Taskcluster does dependency trees very well – the Firefox release process is 10’s of layers deep with lots of complex relationships between layers, and Taskcluster models that quite well. The resulting task graph has, at last check, 8000+ tasks. The only scaling issue we have is in displaying it in the browser!

To the strawman about timeouts – yes, you can set whatever timeout you would like in Taskcluster. Unbounded isn’t great because you’ll end up paying for hung machines in perpetuity, but if doubling the timeout fixes the issue, that’s easy. It’s also possible to define some flexible retry logic to automatically retry after known-intermittent issues (it’s not clear if intermittency is the problem here, or just too-short timeouts…)

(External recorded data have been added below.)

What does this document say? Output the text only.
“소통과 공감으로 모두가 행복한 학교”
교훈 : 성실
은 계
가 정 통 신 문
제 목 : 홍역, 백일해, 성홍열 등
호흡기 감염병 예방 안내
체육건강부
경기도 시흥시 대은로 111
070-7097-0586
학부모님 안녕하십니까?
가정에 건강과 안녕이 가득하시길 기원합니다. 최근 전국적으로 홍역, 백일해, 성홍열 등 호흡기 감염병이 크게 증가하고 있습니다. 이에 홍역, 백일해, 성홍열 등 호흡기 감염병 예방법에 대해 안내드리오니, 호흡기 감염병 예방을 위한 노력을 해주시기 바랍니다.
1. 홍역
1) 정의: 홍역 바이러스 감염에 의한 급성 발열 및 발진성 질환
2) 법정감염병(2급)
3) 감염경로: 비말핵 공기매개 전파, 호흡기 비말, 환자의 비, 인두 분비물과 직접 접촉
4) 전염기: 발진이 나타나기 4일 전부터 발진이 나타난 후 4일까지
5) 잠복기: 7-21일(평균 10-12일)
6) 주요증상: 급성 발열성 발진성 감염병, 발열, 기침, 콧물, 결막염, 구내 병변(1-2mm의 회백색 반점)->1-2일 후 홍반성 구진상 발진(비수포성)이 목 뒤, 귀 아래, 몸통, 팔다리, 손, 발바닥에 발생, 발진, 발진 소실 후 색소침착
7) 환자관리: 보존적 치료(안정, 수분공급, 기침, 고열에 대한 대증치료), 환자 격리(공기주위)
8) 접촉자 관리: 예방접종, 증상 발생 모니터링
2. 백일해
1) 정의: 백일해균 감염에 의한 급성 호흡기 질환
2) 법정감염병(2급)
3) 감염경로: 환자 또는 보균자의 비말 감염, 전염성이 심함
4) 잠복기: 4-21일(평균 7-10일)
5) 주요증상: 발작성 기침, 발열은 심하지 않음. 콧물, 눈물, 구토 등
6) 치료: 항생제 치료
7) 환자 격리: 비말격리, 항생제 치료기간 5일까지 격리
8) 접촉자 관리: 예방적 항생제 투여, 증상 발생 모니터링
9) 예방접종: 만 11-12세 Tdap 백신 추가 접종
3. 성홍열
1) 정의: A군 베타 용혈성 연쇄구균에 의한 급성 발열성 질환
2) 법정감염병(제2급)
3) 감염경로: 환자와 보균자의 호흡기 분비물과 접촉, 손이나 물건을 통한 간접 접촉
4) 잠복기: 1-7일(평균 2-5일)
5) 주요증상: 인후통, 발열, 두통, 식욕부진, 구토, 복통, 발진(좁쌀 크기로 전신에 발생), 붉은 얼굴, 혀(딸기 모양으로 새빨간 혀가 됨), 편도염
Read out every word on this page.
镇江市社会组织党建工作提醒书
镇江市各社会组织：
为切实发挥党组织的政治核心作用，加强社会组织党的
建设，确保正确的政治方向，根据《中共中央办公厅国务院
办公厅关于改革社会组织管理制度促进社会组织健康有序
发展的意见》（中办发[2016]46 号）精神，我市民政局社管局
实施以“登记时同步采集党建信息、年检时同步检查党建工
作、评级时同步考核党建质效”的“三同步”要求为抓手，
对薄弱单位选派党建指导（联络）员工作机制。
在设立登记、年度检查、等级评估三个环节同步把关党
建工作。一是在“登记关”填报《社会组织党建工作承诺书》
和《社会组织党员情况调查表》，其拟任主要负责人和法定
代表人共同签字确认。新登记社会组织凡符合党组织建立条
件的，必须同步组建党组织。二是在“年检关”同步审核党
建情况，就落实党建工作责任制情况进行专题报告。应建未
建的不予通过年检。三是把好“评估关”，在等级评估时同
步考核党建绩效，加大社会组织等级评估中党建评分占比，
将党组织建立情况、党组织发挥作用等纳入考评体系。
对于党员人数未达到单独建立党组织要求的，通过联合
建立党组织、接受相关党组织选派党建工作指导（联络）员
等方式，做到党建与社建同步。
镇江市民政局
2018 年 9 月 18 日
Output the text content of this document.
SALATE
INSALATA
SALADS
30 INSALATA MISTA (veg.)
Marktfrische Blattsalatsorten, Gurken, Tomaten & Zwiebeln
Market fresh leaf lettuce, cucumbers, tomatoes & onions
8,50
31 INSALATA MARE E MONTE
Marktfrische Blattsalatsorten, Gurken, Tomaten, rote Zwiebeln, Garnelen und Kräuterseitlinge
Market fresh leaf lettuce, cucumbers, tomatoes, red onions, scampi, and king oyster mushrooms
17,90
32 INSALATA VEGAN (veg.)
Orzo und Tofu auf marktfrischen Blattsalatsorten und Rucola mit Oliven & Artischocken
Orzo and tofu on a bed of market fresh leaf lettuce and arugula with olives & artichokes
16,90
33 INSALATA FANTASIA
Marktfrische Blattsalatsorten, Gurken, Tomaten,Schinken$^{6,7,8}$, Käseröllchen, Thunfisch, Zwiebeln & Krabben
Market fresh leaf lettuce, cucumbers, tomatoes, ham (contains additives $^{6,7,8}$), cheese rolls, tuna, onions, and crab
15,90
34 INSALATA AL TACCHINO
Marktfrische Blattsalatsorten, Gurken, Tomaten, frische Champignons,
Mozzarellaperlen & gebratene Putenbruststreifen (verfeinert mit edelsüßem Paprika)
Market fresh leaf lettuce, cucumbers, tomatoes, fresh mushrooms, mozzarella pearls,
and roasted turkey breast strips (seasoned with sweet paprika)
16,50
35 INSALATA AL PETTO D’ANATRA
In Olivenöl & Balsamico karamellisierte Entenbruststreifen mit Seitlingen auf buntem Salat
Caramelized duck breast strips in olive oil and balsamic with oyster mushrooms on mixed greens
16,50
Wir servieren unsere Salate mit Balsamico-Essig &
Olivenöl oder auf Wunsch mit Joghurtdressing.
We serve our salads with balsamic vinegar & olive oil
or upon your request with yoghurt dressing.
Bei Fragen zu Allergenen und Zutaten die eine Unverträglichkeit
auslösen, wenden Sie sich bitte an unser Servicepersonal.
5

P.S. I’m also a former Buildbot maintainer. Webkit does use Buildbot, but a pretty ancient version (0.8.6 - https://build.webkit.org/). Buildbot doesn’t have very good support for self-serve / in-tree configuration, and its support for dynamically scaling its worker pool (e.g., with $CLOUDVENDOR spot instances) is pretty minimal. And as @ishitatsuyuki mentioned in RFC: Build our own self hosted CI infrastructure it doesn’t do well with the deep dependency trees that a release process typically requires.